Lawrence E. Armstrong, Elaine C. Lee, Douglas J. Casa, Evan C. Johnson, Matthew S. Ganio, Brendon P. McDermott, Jakob L. Vingren, Hyun M. Oh, and Keith H. Williamson
Exertional hyponatremia (EH) during prolonged exercise involves all avenues of fluid-electrolyte gain and loss. Although previous research implicates retention of excess fluid, EH may involve either loss, gain, or no change of body mass. Thus, the etiology, predisposing factors, and recommendations for prevention are vague—except for advice to avoid excessive drinking.
This retrospective field study presents case reports of two unacquainted recreational cyclists (LC, 31y and AM, 39 years) who began exercise with normal serum electrolytes but finished a summer 164-km ride (ambient, 34±5°C) with a serum [Na+] of 130 mmol/L.
To clarify the etiology of EH, their pre- and post-exercise measurements were compared to a control group (CON) of 31 normonatremic cyclists (mean ± SD; 37±6 years; 141±3 mmol Na+/L).

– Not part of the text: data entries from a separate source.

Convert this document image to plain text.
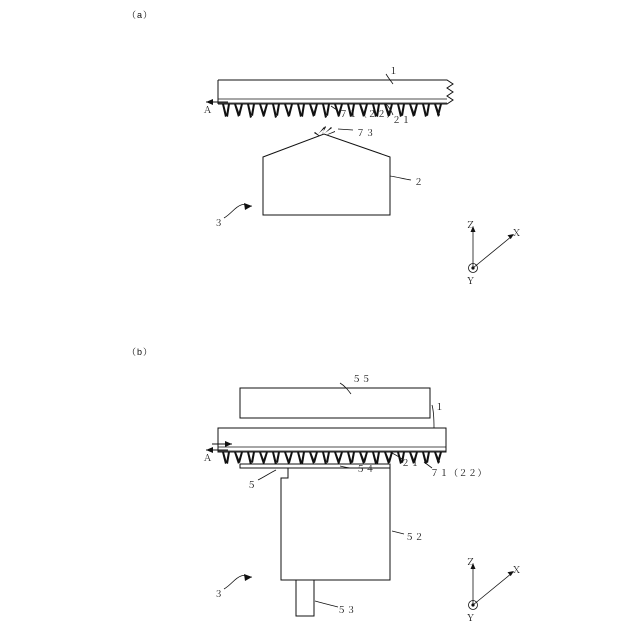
（a）
（b）
１
Ａ	７１（２２）
２１
７３
２
３	Ｚ
Ｘ
Ｙ
５５
１
Ａ
５４
２１
７１（２２）
５
５２
３
５３
Ｚ
Ｘ
Ｙ
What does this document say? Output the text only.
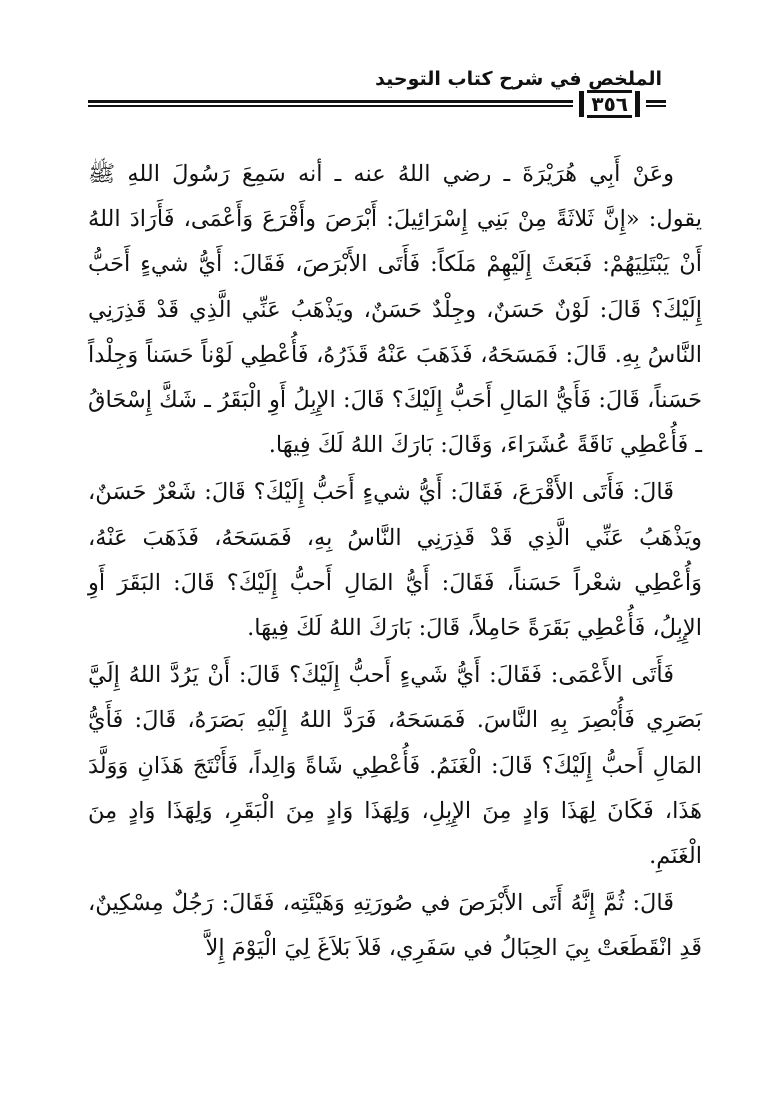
الملخص في شرح كتاب التوحيد
٣٥٦

وعَنْ أَبِي هُرَيْرَةَ ـ رضي اللهُ عنه ـ أنه سَمِعَ رَسُولَ اللهِ ﷺ يقول: «إِنَّ ثَلاثَةً مِنْ بَنِي إِسْرَائِيلَ: أَبْرَصَ وأَقْرَعَ وَأَعْمَى، فَأَرَادَ اللهُ أَنْ يَبْتَلِيَهُمْ: فَبَعَثَ إِلَيْهِمْ مَلَكاً: فَأَتَى الأَبْرَصَ، فَقَالَ: أَيُّ شيءٍ أَحَبُّ إِلَيْكَ؟ قَالَ: لَوْنٌ حَسَنٌ، وجِلْدٌ حَسَنٌ، ويَذْهَبُ عَنِّي الَّذِي قَدْ قَذِرَنِي النَّاسُ بِهِ. قَالَ: فَمَسَحَهُ، فَذَهَبَ عَنْهُ قَذَرُهُ، فَأُعْطِي لَوْناً حَسَناً وَجِلْداً حَسَناً، قَالَ: فَأَيُّ المَالِ أَحَبُّ إِلَيْكَ؟ قَالَ: الإِبِلُ أَوِ الْبَقَرُ ـ شَكَّ إِسْحَاقُ ـ فَأُعْطِي نَاقَةً عُشَرَاءَ، وَقَالَ: بَارَكَ اللهُ لَكَ فِيهَا.

قَالَ: فَأَتَى الأَقْرَعَ، فَقَالَ: أَيُّ شيءٍ أَحَبُّ إِلَيْكَ؟ قَالَ: شَعْرٌ حَسَنٌ، ويَذْهَبُ عَنِّي الَّذِي قَدْ قَذِرَنِي النَّاسُ بِهِ، فَمَسَحَهُ، فَذَهَبَ عَنْهُ، وَأُعْطِي شعْراً حَسَناً، فَقَالَ: أَيُّ المَالِ أَحبُّ إِلَيْكَ؟ قَالَ: البَقَرَ أَوِ الإِبِلُ، فَأُعْطِي بَقَرَةً حَامِلاً، قَالَ: بَارَكَ اللهُ لَكَ فِيهَا.

فَأَتَى الأَعْمَى: فَقَالَ: أَيُّ شَيءٍ أَحبُّ إِلَيْكَ؟ قَالَ: أَنْ يَرُدَّ اللهُ إِلَيَّ بَصَرِي فَأُبْصِرَ بِهِ النَّاسَ. فَمَسَحَهُ، فَرَدَّ اللهُ إِلَيْهِ بَصَرَهُ، قَالَ: فَأَيُّ المَالِ أَحبُّ إِلَيْكَ؟ قَالَ: الْغَنَمُ. فَأُعْطِي شَاةً وَالِداً، فَأَنْتَجَ هَذَانِ وَوَلَّدَ هَذَا، فَكَانَ لِهَذَا وَادٍ مِنَ الإِبِلِ، وَلِهَذَا وَادٍ مِنَ الْبَقَرِ، وَلِهَذَا وَادٍ مِنَ الْغَنَمِ.

قَالَ: ثُمَّ إِنَّهُ أَتَى الأَبْرَصَ في صُورَتِهِ وَهَيْئَتِه، فَقَالَ: رَجُلٌ مِسْكِينٌ، قَدِ انْقَطَعَتْ بِيَ الحِبَالُ في سَفَرِي، فَلاَ بَلاَغَ لِيَ الْيَوْمَ إِلاَّ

Anthropomorphic characteristics, exercise time, and post-exercise ratings of thermal sensation, perceived exertion and muscle cramp were similar for LC, AM and CON. These two hyponatremic cyclists consumed a large and similar volume of fluid (191 and 189 ml/kg), experienced an 11 mmol/L decrease of serum [Na+], reported low thirst sensations; however, LC gained 3.1 kg (+4.3% of body mass) during 8.9 hr of exercise and AM maintained body mass (+0.1kg, +0.1%, 10.6h). In the entire cohort (n = 33), post-event serum [Na+] was strongly correlated with total fluid intake (R2 = 0.45, p < .0001), and correlated moderately with dietary sodium intake (R2=0.28, p = .004) and body mass change (R2 = 0.22, p = .02). Linear regression analyses predicted the threshold of EH onset (<135 mmol Na+/L) as 168 ml fluid/kg.
The wide range of serum [Na+] changes (+6 to -11 mmol/L) led us to recommend an individualized rehydration plan to athletes because the interactions of factors were complex and idiosyncratic.